Solving the trig inequality $|\sin{x} + \cos{x}| > 1$

Question

$|\sin{x} + \cos{x} |> 1$ How to solve this kind of question? Is there any websites to learn trigonometry inequalities? My teacher only taught us the simple question but not the complicated one. Thank you.

Answer 1

Hint:

$$\sin x + \cos x = \sqrt{2}\sin \left(x + \frac{\pi}{4}\right)$$

So for your expression to be greater than $1$, is suffices to check in which intervals $$\left|\sin y \right| > \frac{1}{\sqrt{2}}$$

where $y = x + \frac{\pi}{4}$. This is not hard to do by looking at a graph of $\sin y$, remembering that $\sin y = \frac{1}{\sqrt{2}} \iff y = 2\pi k + \frac{\pi}{4}$ or $y = 2\pi k + \frac{3\pi}{4}$.

Answer 2

$$|\sin{x} + \cos{x} |> 1$$ Square this expression then you'll get $$\sin^2x +2 \sin(x) \cos(x) +\cos^2x >1 $$ Simplify $$1+\sin2x>1$$ or $$\sin2x>0$$ Now $\sin2x$ is just a sine function but which is $\pi$ periodic, then this function is positive for $$x+ \pi k $$ where $ 0<x <\pi/2$

Answer 3

I am restricting to those $x$ when $\sin x$ and $\cos x$ are both positive. Remember for a positive number less than $1$ its square root is bigger than itself.
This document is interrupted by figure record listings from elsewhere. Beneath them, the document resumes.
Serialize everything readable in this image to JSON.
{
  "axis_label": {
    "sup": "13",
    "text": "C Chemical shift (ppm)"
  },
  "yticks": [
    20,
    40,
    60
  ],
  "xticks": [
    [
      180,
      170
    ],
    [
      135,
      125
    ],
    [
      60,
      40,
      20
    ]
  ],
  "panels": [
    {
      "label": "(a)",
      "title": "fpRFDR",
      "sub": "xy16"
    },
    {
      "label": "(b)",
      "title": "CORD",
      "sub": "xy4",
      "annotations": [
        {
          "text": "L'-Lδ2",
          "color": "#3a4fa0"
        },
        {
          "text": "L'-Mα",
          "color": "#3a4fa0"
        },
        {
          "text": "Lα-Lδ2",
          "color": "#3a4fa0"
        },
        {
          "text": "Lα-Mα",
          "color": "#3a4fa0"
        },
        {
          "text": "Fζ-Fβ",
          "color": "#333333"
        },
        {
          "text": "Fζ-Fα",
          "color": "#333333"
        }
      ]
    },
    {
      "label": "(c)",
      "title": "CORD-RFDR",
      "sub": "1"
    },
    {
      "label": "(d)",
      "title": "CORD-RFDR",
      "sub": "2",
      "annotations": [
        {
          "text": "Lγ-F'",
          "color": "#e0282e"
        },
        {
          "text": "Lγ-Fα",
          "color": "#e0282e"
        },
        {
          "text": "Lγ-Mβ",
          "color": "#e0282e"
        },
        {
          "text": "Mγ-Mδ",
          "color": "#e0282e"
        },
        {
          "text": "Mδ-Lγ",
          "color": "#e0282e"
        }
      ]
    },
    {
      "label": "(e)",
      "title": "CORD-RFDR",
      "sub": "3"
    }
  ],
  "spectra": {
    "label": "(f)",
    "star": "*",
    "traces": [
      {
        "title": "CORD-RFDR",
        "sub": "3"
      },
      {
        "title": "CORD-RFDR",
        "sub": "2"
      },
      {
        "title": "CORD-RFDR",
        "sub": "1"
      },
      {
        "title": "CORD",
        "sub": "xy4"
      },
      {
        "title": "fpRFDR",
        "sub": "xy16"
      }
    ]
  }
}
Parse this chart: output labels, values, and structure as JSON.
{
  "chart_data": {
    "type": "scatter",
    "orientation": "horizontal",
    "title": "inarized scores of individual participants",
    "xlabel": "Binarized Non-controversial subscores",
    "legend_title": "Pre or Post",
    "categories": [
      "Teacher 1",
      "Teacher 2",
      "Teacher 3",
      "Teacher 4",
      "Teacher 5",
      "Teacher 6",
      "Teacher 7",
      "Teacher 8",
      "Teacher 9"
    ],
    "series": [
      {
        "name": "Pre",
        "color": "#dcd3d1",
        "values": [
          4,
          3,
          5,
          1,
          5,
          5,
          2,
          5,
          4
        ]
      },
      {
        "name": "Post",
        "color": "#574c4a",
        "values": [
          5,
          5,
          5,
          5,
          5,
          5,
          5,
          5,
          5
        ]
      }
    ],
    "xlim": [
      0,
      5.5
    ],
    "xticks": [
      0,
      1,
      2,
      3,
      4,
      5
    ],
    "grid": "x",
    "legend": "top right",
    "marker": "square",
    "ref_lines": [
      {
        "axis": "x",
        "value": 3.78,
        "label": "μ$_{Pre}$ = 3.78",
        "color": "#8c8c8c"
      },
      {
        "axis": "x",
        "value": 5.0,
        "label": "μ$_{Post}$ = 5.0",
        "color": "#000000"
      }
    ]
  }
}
Now $$\sin x + \cos x = \sin x +\sqrt{1-\sin ^2 x} > \sin x + (1 -\sin ^2 x ) $$

Note that the last term is $1 + \sin x (1-\sin x)> 1$.

Answer 4

There is an inequality that is very useful in this case: if $a,b \in \mathbb{R}$ then $$|a\sin(x)+b\cos(x)|\leq \sqrt{a^2+b^2}.$$

To prove this one can find use the Cauchy-Schwarz inequality : $$|a\sin x+b \cos x| = |(a,b)\cdot (\sin x,\cos x)|\leq \sqrt{a^2+b^2}\sqrt{\sin^2 x+\cos^2 x}=\sqrt{a^2+b^2}$$

You are being asked to solve $|\sin(x)-\cos(x)|<1$. What happens, for example, if you take $a=\frac{1}{\sqrt{2}}$ and $b=-\frac{1}{\sqrt{2}}$ in the inequality proven above?